Andy Hay is a lead site reliability engineer (SRE) working in DWP’s hybrid cloud services group.
“I’ve worked in DWP Digital for over four years as a software engineer, a DevOps engineer and now as an SRE.”, says Andy. “Prior to that I worked in the private sector in a variety of software engineering and/or pre-DevOps roles for 25 years.”
Within DWP, an SRE’s role covers three key areas: onboarding of services into cloud; run/operation of services in production and SRE tooling/process development.
“On a daily basis, SRE’s may do all or just one of these – it’s quite varied. Over time, their experience encompasses all three areas.” He adds, “And they make use of their soft skills as well as their technical skills, with a strong emphasis on encouraging both self and formal learning to keep technical skills up to date.”
Onboarding of services into cloud
Part of Andy’s role is engaging with business units to onboard new services into public cloud or lift and shift services from on-premises hosting into public cloud.
“DWP runs services in its own on premises datacentre and within AWS and Azure public clouds,” says Andy. “There are a set of standards and governance we need services to meet so they satisfy all of the required operational and security needs for running in production.”
“This is quite an interactive process that makes use of our softer skills and less of our hands-on technical skills, but more of our technical experiences.” He adds, “not every service is the same. We need to appreciate the differences and ensure they still meet the same levels when operating in production.”
Run/operation of services in production
Andy’s team look after many production services within public cloud. This means they execute deployments using runbooks, investigate production incidents to assist support teams to determine root causes and provide an on-call service to help restore service via alerting runbooks or technical experience.
“We’re always trying to improve our deployment processes. For example, we make the experience of deploying into non-production the same as production.” says Andy. “Infrastructure as code is at the heart of much of what we do so with repeatable, idempotent deployments we have no surprises when we deploy into production.”
How the team respond to all types of incidents to get services running again, is not defined just by the unexpected incidents, but by the follow-up. This is as important as what is achieved during the incident.
“We tackle this by creating problem tickets to investigate the root cause through use of the “five whys” and implementing code fixes or process changes to reduce the chance it will happen again.” Andy adds, “this tests our use of persuasion and influencing skills, as business units may be less interested in implementing fixes once the service issue has passed, but it’s key to what we do.”
SRE tooling and process development
Tools are developed and processes are refined to increase team automation and reduce the time and cost spent on repetitive tasks.
Andy says, “this allows us to use our technical skills building with technologies such as Terraform, Python, Go or documenting information via Markdown so it’s shareable and searchable.” He adds, “we use Gitlab through a variety of IDEs (integrated development environments) such as IntelliJ or VS Code or simply a plain terminal window. There are lots of opportunities to learn new technical skills or new or updated AWS services.”
Adapting to new ways of working
COVID-19 has changed many of the ways Andy’s colleagues work. They have few traditional telephone conferences but lots of interaction across Slack, Teams and Skype.
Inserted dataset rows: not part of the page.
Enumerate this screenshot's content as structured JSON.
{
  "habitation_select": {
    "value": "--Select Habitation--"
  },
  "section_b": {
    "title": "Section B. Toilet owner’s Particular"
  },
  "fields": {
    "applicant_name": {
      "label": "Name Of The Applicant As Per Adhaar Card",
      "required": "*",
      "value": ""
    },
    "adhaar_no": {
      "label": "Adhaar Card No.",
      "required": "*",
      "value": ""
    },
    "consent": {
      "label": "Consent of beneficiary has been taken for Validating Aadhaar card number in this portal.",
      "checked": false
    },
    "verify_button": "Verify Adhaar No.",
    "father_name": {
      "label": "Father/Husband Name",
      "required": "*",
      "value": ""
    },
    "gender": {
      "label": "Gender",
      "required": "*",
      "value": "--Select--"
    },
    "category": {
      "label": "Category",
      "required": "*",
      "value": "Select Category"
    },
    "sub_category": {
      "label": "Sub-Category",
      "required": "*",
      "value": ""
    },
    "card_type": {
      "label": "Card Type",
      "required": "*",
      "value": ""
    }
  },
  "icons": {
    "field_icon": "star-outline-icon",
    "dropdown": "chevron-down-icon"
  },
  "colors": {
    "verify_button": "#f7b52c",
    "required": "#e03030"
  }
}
“In general, we have probably never been in more communication as a team as we are now,” says Andy. “There are SRE’s based around the country. Initially, we were quite hub-focused, but now are more team/squad focused, regardless of where an individual is based.”
Agile ceremonies are run virtually, with video strongly encouraged to give some human context and team bonding.
“Quite often we’ll run short calls between a number of engineers to screen share problems or take longer calls to pair-program through issues,” says Andy. “There have been many positives to how we have changed our ways of working which may have taken much longer to put in place if restrictions had not been in place.
“Within the team I work in, we implemented many technical changes to increase VPN capacity to enable remote working and provided external Citrix access into DWP resources for other government departments who could no longer access through DWP offices.”
He adds, “we’ve also accelerated onboarding of services into production which were needed much sooner than planned.”
Reducing toil and increasing automation
“For me personally, I enjoy the wide variety of opportunities and challenges the SRE role presents every week,” says Andy. “I like the interaction with people from business units. I like implementing new features for them or helping to resolve incidents with them. It’s satisfying to help people achieve their goals. I like to learn about new technologies or new languages so we can create something we couldn’t previously.
Overall I like trying to live up to the SRE mantra of reducing toil and increasing automation.”